«‘As minhas memórias estão esmagadas e enterradas’: uma longa caminhada até casa em Gaza», por Malak Tantesh
Quando o cessar-fogo chegou, houve um momento de alívio por termos escapado à morte, embora continuemos a carregar a tristeza e a dor de tudo o que se perdeu durante esses 15 meses.
Os palestinos sabem que ainda há mais batalhas pela frente, que têm de continuar a lutar, numa guerra de sofrimento diário — a luta pela água, por um pedaço de pão — e uma guerra contra as memórias, que trazem dor ao coração e loucura à mente.
Ainda assim, acordei cheia de energia e entusiasmo no domingo, o dia em que nos tinham dito que podíamos começar a retornar ao Norte. Sabia que a viagem ia ser cansativa, percorrendo longas distâncias em estradas irregulares apinhadas de outras pessoas deslocadas, mas estava ansiosa por regressar à minha querida casa.
Acompanhei as notícias minuto a minuto, à espera do anúncio da abertura da travessia. Em vez disso, recebemos a notícia de que isso não iria acontecer.
Nesse dia, deitei-me a pensar em todas as pessoas que se dirigiram ao posto de controlo no sábado à noite para poderem ser as primeiras a regressar. Muitos tinham vendido as suas tendas para poderem pagar a viagem de regresso, ou tinham mesmo queimado as suas tendas por estarem entusiasmados por estarem finalmente a deixar para trás a vida naqueles campos.
Por isso, não tinham abrigo nessa noite e dormiram ao frio intenso, esperando ansiosamente pela manhã seguinte, na esperança de que os seus sonhos não fossem novamente destruídos.
Quando, na segunda-feira, foi anunciado que a estrada estava aberta, senti que podia ter voado de alegria. Vestimo-nos, fizemos as malas e dirigimo-nos para o mais perto possível do posto de controlo.
Quando nos aproximámos a pé, fomos arrastados para uma multidão tão grande que parecia um rio interminável de seres humanos. Se olhássemos para trás ou para a frente, veríamos apenas a mesma torrente de pessoas a caminhar para Norte. Caminhámos durante 11 horas, percorrendo 15 quilómetros.
Todos estavam muito cansados e sobrecarregados com os poucos objectos que tinham guardado da guerra, mas a paixão de regressar fazia-os avançar. O nosso desejo de ver as nossas casas, mesmo que estivessem destruídas, era mais forte do que a nossa exaustão e mantinha as nossas pernas cansadas em movimento.

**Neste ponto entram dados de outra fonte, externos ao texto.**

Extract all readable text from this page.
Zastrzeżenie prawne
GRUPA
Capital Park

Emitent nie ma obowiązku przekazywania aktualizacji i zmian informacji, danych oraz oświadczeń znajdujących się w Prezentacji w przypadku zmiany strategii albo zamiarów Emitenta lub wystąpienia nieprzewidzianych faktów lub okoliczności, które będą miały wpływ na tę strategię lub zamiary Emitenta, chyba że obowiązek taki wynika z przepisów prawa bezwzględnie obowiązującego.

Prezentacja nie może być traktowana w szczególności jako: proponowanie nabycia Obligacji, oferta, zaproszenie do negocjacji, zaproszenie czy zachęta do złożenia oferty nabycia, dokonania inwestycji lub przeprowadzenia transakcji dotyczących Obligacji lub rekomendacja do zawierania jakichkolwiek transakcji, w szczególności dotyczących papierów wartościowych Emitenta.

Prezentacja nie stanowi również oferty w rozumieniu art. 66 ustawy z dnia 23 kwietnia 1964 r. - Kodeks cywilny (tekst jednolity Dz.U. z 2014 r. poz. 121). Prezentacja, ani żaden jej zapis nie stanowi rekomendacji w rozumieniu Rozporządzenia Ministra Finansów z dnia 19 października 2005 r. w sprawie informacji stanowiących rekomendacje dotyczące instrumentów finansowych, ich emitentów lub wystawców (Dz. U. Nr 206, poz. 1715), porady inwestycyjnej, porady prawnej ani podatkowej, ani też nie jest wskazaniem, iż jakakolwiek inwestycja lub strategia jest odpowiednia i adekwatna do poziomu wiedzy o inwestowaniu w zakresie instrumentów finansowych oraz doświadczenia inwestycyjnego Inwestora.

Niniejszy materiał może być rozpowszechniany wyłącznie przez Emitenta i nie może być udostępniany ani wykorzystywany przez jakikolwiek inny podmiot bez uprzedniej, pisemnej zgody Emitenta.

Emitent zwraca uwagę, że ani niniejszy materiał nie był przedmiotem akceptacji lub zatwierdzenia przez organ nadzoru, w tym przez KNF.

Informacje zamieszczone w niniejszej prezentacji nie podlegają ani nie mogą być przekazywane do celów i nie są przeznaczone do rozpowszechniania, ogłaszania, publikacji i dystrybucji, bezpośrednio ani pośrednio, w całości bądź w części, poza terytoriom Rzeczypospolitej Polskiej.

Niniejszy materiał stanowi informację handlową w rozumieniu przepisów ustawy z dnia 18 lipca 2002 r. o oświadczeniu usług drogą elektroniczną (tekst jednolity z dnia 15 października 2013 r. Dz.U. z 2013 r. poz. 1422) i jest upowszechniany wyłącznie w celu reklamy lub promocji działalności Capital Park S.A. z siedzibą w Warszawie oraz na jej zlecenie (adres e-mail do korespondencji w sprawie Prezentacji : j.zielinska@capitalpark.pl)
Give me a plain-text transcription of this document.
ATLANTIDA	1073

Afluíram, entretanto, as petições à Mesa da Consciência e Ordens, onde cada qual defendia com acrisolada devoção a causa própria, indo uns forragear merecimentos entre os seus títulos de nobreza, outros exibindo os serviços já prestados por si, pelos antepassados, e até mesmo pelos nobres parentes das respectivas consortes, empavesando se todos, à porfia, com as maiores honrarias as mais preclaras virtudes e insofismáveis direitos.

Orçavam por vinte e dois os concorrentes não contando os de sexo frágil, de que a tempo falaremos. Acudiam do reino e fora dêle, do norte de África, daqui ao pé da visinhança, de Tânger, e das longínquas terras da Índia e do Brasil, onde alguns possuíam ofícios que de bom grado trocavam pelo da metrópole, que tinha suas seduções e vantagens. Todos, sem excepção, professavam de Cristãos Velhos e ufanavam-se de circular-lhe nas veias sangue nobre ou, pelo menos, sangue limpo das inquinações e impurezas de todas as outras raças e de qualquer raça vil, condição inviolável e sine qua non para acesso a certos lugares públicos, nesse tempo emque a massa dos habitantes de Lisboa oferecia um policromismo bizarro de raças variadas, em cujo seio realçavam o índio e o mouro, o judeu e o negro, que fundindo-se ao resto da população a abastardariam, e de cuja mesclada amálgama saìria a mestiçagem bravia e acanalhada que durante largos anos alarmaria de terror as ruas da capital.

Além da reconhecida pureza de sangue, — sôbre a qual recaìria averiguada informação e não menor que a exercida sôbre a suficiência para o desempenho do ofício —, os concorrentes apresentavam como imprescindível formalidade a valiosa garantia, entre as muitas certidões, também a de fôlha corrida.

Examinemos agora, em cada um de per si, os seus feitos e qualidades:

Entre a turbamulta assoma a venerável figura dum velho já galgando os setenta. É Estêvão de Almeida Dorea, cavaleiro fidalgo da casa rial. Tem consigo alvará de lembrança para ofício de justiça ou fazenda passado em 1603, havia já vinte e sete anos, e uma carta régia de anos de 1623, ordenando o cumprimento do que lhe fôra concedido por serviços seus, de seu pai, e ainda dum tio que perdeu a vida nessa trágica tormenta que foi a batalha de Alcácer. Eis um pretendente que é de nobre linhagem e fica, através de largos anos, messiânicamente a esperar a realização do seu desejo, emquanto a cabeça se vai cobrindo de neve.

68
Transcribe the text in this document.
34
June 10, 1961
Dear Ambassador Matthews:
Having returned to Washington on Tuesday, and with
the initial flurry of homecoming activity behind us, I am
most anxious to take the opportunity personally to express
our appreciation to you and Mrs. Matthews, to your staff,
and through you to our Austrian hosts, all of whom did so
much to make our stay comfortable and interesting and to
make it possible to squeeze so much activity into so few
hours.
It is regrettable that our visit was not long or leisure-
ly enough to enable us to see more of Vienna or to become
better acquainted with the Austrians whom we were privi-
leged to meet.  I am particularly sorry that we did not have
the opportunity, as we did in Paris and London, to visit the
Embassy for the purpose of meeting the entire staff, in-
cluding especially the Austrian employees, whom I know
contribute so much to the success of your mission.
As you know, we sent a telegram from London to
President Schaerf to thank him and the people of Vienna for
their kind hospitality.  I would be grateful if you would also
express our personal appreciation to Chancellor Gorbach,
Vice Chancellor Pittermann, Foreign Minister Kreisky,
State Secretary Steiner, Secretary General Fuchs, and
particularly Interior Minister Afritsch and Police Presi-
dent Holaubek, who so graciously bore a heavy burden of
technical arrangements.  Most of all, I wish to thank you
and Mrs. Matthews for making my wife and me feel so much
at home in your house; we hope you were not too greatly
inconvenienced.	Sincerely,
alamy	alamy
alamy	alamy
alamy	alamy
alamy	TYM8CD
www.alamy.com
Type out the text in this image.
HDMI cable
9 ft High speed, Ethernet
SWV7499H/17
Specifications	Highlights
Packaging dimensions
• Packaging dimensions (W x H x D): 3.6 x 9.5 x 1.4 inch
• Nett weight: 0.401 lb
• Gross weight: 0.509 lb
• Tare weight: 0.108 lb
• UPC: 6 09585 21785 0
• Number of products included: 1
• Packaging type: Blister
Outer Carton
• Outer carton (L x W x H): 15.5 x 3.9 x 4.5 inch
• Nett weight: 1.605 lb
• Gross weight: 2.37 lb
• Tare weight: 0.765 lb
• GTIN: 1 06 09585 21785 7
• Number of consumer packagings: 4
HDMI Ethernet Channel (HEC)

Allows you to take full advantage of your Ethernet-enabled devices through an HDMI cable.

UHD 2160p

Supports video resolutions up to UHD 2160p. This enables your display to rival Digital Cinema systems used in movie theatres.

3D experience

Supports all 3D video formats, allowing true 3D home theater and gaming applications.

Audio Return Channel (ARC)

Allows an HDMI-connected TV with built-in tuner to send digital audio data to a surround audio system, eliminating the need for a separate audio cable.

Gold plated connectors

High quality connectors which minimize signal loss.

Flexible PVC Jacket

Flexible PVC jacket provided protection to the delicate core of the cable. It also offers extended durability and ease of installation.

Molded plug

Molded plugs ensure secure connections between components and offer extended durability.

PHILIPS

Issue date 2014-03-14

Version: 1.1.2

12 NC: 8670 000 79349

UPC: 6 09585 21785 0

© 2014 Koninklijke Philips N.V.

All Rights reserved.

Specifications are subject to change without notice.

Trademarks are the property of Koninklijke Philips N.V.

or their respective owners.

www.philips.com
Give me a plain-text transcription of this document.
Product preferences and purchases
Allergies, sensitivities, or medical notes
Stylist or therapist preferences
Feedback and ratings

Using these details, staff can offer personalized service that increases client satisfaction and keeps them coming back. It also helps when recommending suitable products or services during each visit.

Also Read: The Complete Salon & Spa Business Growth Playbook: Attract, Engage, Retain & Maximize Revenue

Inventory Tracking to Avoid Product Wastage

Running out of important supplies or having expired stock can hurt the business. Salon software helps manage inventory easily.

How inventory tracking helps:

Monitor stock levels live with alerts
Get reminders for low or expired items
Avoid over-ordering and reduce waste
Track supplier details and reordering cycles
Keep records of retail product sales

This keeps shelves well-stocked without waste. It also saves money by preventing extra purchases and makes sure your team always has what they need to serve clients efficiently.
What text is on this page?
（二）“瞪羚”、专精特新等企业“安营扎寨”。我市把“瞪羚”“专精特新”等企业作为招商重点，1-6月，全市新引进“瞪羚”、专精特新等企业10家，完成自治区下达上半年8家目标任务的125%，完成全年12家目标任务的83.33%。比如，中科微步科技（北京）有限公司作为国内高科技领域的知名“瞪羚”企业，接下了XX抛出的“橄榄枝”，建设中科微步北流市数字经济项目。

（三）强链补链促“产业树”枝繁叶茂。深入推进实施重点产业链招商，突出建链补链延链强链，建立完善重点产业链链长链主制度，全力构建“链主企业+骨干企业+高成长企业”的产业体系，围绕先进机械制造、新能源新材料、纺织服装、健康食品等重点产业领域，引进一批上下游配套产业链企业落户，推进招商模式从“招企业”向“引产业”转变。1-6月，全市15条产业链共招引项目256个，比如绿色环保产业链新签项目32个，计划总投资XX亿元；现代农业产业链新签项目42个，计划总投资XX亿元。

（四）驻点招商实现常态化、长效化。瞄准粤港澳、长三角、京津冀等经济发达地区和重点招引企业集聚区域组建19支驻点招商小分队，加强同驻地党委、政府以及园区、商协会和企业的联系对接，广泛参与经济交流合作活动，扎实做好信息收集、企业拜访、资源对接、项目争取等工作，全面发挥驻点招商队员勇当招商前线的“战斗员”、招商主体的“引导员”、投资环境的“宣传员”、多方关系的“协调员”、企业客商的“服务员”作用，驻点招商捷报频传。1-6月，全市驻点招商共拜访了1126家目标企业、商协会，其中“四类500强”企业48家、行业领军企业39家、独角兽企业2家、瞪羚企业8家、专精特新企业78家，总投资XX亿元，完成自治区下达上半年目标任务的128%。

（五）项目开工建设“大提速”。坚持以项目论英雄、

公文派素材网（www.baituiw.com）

As nuvens de poeira levantadas pelas multidões que passavam cobriam os nossos rostos, fixando-se em cada fio de cabelo, transformando as minhas pestanas de pretas em cinzentas. Parecia quase cómico, mas à minha volta havia tantas cenas de partir o coração.
Homens com crianças aos ombros esforçavam-se por carregar ou arrastar pesados pertences que eram tudo o que tinham guardado da guerra. Pessoas idosas em cadeiras de rodas sacudiam-se dolorosamente durante quilómetros sobre os sulcos de uma estrada destruída. Outros, que precisavam de apoio mas já não o tinham, colapsaram no meio da estrada.
Vi um homem a chorar sobre o corpo do seu pai idoso, que tinha insistido em tentar regressar apesar da sua saúde frágil. A viagem matou-o. Noutros locais, crianças que tinham sido separadas das famílias durante o esmagamento choravam pelos seus pais, enquanto um pai procurava freneticamente o seu filho.
Quando nos aproximámos da cidade de Gaza, a rua Rashid estava tão cheia de pessoas a tentar regressar que a multidão parecia tê-la enchido e depois parado. Virámos em direcção à praia onde costumávamos relaxar, caminhando na areia sólida junto à água com centenas de outras pessoas.
A praia era limpa e bonita, por isso fazíamos pausas de vez em quando. Ao fim da tarde, comemos pepino, pão de queijo e abacate que a nossa mãe tinha embalado, olhando para o mar. A nossa água tinha acabado há algum tempo.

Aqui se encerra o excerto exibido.